Quantcast

Chief justice to sort out unique triple recusal case

SOUTHEAST TEXAS RECORD

Friday, November 22, 2024

Chief justice to sort out unique triple recusal case

Jefferson

AUSTIN – Chief Justice Wallace Jefferson must decide whether to recuse a judge who didn't recuse a judge who awarded more than $200 million in a family dispute.

If Jefferson rules that Presiding Probate Judge Guy Herman of Harris County handled a recusal motion properly, the award will stand.
If Jefferson recuses Herman, Probate Judge Mike Wood will have to hold a new trial.

The turmoil would never have arisen if the nine children of the late Miguel Angel Luis Gonzalez y Vallejo had peacefully divided a fortune he built in food and beverages.

Instead, widow Maria del Carmen Guilbot Serros de Gonzalez sued two of her sons, Carlos Gonzalez Guilbot and Miguel Angel Gonzalez Guilbot.

The widow and most of her children claimed Carlos, Miguel and other defendants stole a huge sum from family businesses.

Judge Wood ruled in 2006 that defendants forged stock certificates in order to claim majority interest in some of the businesses.

Wood prohibited them from disputing ownership, and he set trial on damages.

As he prepared for a pretrial hearing, defendants removed the case to federal court.

Wood held the hearing anyway. The widow's lawyer, Hector Longoria, told him the defendants removed the case and he would try to get it remanded.

Wood said he couldn't do anything. He said, "If the order of remand comes, then I would suggest that you bring a certified copy of it and give it to the clerk of this court."

A federal judge remanded the case 17 days later, ordering defendants to pay $7,500 in attorney fees because they had no reason to believe removal was proper.

The clerk gave Longoria certified copies of the docket sheet and the remand order.

Longoria headed for the Harris County courthouse with his copies the next morning, but defendants got there first and filed a motion to recuse Wood.

Wood forwarded the motion to Judge Herman, who appointed Judge Gladys Burwell to hear it.

Defendants then filed separate motions to recuse both Burwell and Herman.

Herman held a hearing on all three motions, but the defendants didn't show up. Herman denied the motions and fined the defendants $12,000 for "frivolous pleading."

The defendants didn't show up for trial, and Wood awarded the plaintiffs about $205 million.

On appeal, defendants argued that jurisdiction never returned to Harris County and that the recusal motions were still pending because Herman handled them improperly.

Appeals judges rejected the first argument but accepted the second, ruling that a law against triple recusal applied only if all three motions involved the same judge.

Plaintiffs appealed to the Supreme Court of Texas, where defendants asserted that hand delivery of the federal court order circumvented a requirement for mailing.

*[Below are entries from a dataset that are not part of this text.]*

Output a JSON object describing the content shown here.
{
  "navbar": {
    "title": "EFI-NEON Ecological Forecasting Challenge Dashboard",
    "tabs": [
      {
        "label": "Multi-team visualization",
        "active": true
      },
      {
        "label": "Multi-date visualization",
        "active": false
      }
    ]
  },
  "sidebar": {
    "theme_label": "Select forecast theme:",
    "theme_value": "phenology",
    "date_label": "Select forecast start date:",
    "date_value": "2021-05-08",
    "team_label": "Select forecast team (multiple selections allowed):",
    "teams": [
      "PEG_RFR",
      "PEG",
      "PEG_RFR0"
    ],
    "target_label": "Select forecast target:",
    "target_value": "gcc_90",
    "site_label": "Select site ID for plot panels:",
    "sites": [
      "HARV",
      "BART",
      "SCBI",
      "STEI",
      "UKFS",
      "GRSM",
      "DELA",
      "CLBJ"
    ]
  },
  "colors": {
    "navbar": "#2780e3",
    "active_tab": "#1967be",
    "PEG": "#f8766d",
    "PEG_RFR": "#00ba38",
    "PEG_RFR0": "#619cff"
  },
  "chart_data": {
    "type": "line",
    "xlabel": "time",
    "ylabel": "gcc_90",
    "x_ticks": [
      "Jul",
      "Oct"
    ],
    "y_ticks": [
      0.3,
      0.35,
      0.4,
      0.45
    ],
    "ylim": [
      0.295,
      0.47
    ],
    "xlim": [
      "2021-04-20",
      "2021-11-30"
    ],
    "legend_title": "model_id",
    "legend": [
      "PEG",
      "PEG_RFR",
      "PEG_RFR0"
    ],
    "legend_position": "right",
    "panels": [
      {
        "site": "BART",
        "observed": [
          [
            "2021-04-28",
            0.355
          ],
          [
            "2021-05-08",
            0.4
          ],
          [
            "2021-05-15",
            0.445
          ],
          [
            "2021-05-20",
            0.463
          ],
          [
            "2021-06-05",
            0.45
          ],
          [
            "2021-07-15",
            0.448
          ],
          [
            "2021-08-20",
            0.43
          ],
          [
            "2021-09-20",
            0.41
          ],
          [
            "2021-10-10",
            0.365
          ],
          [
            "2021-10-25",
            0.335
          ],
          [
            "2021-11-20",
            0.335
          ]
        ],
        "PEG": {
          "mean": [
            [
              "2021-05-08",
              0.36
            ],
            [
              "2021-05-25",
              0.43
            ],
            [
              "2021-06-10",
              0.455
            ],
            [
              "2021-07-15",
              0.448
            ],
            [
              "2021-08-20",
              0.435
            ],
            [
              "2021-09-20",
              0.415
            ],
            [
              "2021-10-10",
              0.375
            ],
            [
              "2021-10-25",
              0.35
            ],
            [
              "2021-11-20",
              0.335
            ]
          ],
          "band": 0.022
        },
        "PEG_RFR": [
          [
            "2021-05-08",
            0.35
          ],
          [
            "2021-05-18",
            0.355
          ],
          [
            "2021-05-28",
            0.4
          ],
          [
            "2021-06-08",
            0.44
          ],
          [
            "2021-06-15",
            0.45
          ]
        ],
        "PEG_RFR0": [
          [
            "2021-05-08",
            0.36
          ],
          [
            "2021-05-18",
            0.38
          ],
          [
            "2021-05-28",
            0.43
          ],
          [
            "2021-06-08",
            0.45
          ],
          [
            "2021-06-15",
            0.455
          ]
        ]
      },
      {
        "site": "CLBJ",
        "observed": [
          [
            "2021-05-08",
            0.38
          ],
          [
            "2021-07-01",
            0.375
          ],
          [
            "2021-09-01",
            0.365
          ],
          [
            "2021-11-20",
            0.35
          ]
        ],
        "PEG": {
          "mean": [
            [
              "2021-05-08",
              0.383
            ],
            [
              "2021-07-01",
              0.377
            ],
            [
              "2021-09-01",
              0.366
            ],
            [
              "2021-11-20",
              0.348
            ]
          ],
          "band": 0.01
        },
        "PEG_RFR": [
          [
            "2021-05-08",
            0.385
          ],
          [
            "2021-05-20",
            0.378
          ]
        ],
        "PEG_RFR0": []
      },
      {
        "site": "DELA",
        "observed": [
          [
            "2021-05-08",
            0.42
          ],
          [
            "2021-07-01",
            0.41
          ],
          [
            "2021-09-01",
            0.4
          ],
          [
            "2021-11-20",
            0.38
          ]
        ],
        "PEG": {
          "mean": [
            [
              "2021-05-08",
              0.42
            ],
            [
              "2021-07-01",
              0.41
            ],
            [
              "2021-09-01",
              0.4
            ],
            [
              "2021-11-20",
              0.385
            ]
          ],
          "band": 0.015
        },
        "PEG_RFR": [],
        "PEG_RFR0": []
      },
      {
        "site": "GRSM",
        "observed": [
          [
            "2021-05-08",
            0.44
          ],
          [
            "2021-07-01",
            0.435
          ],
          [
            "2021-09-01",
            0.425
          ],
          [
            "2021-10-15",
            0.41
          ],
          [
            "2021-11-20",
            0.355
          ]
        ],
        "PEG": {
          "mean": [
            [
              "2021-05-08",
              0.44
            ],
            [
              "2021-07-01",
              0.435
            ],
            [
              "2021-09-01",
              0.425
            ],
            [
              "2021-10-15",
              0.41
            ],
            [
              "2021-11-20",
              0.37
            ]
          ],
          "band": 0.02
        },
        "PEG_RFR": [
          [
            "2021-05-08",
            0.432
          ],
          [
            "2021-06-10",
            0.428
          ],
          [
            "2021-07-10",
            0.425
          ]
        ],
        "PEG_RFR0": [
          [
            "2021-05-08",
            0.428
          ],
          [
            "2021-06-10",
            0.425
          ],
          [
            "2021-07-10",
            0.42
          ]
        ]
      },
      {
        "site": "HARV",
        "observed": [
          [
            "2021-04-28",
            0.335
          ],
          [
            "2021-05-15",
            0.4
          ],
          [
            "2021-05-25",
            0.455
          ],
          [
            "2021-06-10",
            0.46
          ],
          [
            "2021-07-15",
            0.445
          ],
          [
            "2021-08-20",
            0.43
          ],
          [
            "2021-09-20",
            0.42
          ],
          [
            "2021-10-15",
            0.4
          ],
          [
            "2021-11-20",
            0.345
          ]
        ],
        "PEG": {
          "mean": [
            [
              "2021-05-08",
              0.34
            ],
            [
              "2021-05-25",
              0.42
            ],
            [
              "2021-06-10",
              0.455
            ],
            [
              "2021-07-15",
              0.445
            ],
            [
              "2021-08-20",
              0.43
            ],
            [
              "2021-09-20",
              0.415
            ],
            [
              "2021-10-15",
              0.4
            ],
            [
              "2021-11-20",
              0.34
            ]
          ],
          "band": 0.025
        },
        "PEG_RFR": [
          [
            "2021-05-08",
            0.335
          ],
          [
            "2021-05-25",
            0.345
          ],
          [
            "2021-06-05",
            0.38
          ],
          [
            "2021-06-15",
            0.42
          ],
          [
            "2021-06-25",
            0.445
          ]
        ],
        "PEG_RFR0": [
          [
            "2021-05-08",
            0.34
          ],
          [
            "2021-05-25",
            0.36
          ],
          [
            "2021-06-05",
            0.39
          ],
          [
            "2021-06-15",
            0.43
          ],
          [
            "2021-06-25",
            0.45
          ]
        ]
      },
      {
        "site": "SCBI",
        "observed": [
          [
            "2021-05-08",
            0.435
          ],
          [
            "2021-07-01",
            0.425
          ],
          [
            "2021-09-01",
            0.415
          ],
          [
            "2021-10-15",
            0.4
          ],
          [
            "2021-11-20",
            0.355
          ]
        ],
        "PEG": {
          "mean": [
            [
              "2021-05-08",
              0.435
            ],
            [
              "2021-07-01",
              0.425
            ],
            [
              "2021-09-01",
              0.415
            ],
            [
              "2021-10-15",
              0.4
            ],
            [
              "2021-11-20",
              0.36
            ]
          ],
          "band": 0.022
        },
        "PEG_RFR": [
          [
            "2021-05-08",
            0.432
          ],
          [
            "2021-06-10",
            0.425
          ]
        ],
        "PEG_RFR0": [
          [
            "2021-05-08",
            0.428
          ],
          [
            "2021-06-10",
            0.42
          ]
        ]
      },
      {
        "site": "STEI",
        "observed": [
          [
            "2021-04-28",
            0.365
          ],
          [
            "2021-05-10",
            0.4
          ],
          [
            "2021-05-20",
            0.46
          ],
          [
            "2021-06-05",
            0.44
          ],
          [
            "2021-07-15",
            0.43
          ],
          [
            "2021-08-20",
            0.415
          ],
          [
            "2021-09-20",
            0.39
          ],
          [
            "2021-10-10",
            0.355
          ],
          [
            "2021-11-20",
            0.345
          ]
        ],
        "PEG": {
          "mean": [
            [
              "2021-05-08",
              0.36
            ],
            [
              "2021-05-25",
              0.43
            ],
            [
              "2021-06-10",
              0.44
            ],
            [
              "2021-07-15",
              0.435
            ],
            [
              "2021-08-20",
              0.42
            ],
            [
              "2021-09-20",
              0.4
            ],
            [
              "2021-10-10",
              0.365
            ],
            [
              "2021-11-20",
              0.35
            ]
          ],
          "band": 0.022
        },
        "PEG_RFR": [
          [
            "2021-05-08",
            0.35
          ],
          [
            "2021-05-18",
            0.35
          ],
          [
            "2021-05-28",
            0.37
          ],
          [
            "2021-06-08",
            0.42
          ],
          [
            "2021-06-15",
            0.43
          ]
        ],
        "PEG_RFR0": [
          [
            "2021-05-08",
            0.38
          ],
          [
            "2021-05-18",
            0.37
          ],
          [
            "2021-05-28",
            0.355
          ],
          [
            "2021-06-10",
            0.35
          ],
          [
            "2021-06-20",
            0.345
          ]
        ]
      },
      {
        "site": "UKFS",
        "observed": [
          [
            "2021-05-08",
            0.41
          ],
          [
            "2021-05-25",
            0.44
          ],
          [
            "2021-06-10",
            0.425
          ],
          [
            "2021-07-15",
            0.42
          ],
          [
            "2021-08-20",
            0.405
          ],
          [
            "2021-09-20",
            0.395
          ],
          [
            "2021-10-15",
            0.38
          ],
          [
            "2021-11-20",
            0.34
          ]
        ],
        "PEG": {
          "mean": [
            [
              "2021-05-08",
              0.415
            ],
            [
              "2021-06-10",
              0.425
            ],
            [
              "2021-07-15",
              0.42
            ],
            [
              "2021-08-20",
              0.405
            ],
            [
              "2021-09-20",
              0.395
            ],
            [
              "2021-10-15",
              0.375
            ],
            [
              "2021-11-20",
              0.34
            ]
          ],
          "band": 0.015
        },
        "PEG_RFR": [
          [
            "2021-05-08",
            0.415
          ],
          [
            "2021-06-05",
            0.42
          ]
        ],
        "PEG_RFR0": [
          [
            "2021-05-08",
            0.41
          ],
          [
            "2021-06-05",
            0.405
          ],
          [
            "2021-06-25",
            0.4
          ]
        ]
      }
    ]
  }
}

Defendants declared the whole case moot, pleading that jurisdiction hadn't vested in federal court or Harris County.

They didn't persuade any of the Justices.

"We reject defendants' argument that both federal and state courts have been divested of jurisdiction and the case now exists in a strange procedural twilight zone," Justice Don Willett wrote.

He wrote that "hand delivery of the remand order in this case successfully effected the transfer of jurisdiction from federal to state court."

Longoria furthered a policy of avoiding excessive delay in resolving disputes, he wrote.

The Justices found that the appeals court wrongly applied the law on triple recusal.

"Defendants' interpretation would produce absurd results, with litigants able to delay resolution of their cases by clogging courts with a seemingly limitless number of recusal motions," Willett wrote.

That didn't settle the matter, however, for the Justices held that Herman should not have ruled on the recusal motion against him.

"Judge Herman eventually referred that motion to Chief Justice Jefferson, and we find no prejudice stemming from Judge Herman's belated referral," Willett wrote.

"If the motion is denied, the court of appeals shall affirm the trial court's judgment," he wrote.

"If the motion is granted, the court of appeals shall reverse the trial court's judgment and remand to that court for further proceedings consistent with this opinion," he wrote.

Longoria, Daryl Moore, Thomas Phillips and Martha Newton represented plaintiffs.

Andres Perez-Chaumont, Armanda Lopez, Andy Taylor and Eric Nielsen represented defendants.